La grande peur des autorités européennes et des spécialistes de la question actuellement, c’est de voir dans cinq à dix ans des armes en provenance d’Ukraine inonder massivement les marchés parallèles.
A titre de comparaison, cela fait presque trente ans que le conflit en Ex-Yougoslavie a pris fin et en termes de trafic d’armes à feu, on en ressent encore l’héritage aujourd’hui. La grande peur des autorités européennes et des spécialistes de la question actuellement, c’est de voir dans cinq à dix ans des armes en provenance d’Ukraine, relativement neuves, inonder massivement les marchés parallèles, aussi et surtout en Belgique (plaque tournant de trafic d’armes en Europe, faut-il le rappeler ?).
Un cocktail détonnant
Si vous ajoutez à cette potentialité une diffusion de plus en plus importante d’armes 3D métalliques, produite dans des ateliers clandestins, le risque pour notre société deviendrait colossal. Armes 3D en métal et armes en provenance d’Ukraine, c’est le cocktail explosif qui nous attend demain.
Avons-nous vraiment envie d’attendre que les armes pullulent en Belgique demain encore plus qu’aujourd’hui pour réagir ? Devons-nous attendre que les fusillades urbaines ressemblent de plus en plus à des guerres pour prendre la mesure de ce double phénomène ? Faut-il attendre que des ateliers clandestins de fabrication d’armes voient le jour un peu partout en Belgique pour agir ?
Pour que la Belgique joue son rôle et fournisse des données fiables à ses partenaires européens, elle ne doit pas se voiler la face comme elle le fait souvent à ces sujets.
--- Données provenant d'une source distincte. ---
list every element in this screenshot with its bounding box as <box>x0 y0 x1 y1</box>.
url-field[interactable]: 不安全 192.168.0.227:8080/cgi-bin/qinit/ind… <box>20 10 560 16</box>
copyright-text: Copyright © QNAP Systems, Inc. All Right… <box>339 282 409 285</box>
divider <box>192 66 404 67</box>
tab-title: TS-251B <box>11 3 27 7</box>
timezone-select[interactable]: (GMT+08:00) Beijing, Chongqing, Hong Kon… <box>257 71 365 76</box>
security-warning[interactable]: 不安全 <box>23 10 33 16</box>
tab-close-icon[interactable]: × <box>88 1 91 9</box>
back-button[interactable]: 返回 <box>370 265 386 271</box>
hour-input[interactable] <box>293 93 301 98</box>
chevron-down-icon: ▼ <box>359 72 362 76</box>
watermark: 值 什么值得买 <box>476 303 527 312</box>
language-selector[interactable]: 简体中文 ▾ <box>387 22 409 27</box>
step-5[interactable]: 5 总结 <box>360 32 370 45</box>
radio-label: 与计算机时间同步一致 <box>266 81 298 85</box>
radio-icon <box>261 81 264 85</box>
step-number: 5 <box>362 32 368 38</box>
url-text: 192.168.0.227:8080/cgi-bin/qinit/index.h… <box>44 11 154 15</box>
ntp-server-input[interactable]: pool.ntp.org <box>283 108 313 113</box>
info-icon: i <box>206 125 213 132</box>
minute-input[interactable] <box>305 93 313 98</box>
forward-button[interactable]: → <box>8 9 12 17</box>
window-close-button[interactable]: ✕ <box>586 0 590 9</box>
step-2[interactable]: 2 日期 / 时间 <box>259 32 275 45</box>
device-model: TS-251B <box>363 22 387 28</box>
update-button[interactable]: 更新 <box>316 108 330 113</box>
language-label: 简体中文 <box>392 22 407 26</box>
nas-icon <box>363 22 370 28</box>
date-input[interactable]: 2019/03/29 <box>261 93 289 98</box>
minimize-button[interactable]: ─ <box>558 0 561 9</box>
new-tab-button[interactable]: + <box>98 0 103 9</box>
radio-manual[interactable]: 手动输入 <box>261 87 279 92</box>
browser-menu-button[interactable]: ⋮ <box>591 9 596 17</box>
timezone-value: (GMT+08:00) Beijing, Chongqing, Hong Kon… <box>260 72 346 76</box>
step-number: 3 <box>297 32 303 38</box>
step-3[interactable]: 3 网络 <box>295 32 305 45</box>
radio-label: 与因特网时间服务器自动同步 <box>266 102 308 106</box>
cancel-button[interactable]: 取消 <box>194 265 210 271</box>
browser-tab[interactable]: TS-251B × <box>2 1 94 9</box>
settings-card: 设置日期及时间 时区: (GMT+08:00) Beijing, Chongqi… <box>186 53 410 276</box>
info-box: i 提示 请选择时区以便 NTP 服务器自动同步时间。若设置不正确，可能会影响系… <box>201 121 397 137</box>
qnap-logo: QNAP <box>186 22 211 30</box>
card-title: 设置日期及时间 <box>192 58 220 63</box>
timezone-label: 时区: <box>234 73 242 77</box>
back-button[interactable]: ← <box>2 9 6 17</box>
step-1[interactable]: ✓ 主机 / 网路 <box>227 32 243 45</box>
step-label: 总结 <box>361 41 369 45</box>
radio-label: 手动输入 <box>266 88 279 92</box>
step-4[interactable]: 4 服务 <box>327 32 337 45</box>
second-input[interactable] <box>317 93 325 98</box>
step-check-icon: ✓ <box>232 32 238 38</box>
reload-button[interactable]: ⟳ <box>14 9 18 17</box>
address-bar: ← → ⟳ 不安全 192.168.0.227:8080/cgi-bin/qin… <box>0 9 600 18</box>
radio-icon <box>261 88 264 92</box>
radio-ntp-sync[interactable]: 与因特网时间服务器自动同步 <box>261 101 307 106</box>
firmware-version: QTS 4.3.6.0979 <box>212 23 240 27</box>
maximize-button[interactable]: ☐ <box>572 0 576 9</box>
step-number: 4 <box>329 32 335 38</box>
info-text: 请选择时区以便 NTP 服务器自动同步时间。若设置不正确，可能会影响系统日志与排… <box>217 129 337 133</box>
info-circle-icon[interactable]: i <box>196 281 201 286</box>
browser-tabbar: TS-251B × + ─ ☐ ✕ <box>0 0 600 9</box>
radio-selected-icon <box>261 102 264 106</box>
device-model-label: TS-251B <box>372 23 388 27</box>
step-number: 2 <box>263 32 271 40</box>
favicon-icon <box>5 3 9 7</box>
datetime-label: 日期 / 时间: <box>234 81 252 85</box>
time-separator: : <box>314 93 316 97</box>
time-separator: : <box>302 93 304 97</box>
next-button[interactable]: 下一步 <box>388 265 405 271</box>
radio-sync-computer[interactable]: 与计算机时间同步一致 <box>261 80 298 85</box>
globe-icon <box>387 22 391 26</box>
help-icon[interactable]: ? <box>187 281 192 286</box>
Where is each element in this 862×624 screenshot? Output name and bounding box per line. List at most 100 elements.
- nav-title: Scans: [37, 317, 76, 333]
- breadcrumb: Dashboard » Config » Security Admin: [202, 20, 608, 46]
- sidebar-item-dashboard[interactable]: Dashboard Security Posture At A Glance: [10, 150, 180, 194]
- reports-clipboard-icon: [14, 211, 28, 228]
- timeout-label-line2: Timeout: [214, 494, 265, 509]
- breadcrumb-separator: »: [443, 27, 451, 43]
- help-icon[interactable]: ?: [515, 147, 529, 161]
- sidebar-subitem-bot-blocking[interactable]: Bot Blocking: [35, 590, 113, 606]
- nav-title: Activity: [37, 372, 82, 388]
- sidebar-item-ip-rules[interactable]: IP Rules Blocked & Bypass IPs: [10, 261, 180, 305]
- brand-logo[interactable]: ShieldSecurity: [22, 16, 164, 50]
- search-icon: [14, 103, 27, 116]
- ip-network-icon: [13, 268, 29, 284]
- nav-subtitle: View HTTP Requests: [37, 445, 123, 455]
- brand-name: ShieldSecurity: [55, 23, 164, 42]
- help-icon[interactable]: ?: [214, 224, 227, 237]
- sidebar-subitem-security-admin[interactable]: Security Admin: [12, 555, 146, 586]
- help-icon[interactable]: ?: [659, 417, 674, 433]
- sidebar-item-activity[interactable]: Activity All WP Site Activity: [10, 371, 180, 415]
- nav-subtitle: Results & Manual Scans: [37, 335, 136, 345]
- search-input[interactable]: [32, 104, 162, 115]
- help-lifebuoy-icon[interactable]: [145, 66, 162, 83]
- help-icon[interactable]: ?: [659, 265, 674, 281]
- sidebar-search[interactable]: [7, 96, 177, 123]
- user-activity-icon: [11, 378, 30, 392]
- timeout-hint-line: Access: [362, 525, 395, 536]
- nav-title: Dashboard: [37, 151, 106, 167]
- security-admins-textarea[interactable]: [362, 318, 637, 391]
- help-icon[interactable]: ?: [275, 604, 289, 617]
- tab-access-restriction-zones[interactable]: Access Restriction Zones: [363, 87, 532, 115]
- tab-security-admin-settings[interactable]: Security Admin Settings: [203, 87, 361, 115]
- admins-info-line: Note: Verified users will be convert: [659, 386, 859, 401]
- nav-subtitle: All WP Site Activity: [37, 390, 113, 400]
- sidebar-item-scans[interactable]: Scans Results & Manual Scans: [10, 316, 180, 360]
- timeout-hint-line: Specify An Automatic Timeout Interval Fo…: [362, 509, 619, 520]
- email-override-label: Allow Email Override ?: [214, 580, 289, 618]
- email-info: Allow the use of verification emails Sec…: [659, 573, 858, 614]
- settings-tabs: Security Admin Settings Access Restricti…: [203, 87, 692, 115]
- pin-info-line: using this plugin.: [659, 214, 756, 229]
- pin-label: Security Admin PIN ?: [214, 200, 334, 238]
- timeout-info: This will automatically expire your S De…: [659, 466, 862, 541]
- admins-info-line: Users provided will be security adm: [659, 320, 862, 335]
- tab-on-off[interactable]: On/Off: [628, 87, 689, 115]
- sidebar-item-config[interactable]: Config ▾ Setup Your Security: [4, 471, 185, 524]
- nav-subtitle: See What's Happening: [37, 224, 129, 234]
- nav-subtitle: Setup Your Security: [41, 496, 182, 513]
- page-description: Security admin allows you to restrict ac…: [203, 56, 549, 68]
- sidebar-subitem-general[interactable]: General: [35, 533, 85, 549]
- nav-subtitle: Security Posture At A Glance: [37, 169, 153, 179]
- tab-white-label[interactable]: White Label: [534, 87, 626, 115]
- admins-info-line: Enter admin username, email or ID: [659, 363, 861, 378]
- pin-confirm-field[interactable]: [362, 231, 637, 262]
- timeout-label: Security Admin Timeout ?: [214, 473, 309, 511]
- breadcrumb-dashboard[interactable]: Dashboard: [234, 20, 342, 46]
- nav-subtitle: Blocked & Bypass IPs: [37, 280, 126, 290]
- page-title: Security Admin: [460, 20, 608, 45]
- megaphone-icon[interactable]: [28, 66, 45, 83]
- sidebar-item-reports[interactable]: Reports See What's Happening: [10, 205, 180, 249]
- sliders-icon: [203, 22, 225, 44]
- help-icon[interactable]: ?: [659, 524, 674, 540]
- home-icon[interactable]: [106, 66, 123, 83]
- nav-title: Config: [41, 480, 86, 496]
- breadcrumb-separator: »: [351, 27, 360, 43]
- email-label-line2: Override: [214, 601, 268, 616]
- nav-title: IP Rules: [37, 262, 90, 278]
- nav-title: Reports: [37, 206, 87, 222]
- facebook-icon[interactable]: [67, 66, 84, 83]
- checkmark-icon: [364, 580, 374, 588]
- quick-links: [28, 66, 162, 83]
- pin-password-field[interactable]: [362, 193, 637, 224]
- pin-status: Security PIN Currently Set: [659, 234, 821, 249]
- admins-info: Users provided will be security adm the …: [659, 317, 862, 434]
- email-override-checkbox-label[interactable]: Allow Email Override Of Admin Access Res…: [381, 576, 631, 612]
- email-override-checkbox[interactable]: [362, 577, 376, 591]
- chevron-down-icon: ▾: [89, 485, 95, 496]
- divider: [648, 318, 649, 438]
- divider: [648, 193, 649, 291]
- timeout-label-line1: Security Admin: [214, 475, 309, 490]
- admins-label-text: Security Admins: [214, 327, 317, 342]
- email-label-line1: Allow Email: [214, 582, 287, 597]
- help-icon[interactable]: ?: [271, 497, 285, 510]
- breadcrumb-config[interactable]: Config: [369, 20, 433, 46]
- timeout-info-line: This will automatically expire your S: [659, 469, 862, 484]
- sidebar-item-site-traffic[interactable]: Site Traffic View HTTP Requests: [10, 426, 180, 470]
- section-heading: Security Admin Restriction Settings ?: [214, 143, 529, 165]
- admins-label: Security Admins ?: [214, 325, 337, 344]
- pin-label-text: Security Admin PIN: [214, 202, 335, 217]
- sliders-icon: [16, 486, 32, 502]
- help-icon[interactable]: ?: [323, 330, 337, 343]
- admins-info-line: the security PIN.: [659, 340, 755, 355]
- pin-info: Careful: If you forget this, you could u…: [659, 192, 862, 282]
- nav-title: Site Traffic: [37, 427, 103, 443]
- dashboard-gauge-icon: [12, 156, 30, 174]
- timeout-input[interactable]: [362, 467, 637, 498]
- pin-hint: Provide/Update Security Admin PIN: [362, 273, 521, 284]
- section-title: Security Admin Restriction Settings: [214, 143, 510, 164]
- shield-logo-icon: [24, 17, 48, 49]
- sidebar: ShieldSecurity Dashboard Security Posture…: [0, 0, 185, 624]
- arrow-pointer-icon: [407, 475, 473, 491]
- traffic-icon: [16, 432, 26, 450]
Qu’en diront les ministres de l’Intérieur et de la Justice de l’Arizona bientôt nommés ? Rien, probablement, avant le premier fait-divers impliquant des armes 3D ou des armes en provenance d’Ukraine.
Il est ici question de phénomènes complexes et internationalisés. Mais pour que la Belgique joue son rôle et fournisse des données fiables à ses partenaires européens, elle ne doit pas se voiler la face comme elle le fait souvent à ces sujets.
La sécurité à bras le corps : une volonté politique en Belgique ?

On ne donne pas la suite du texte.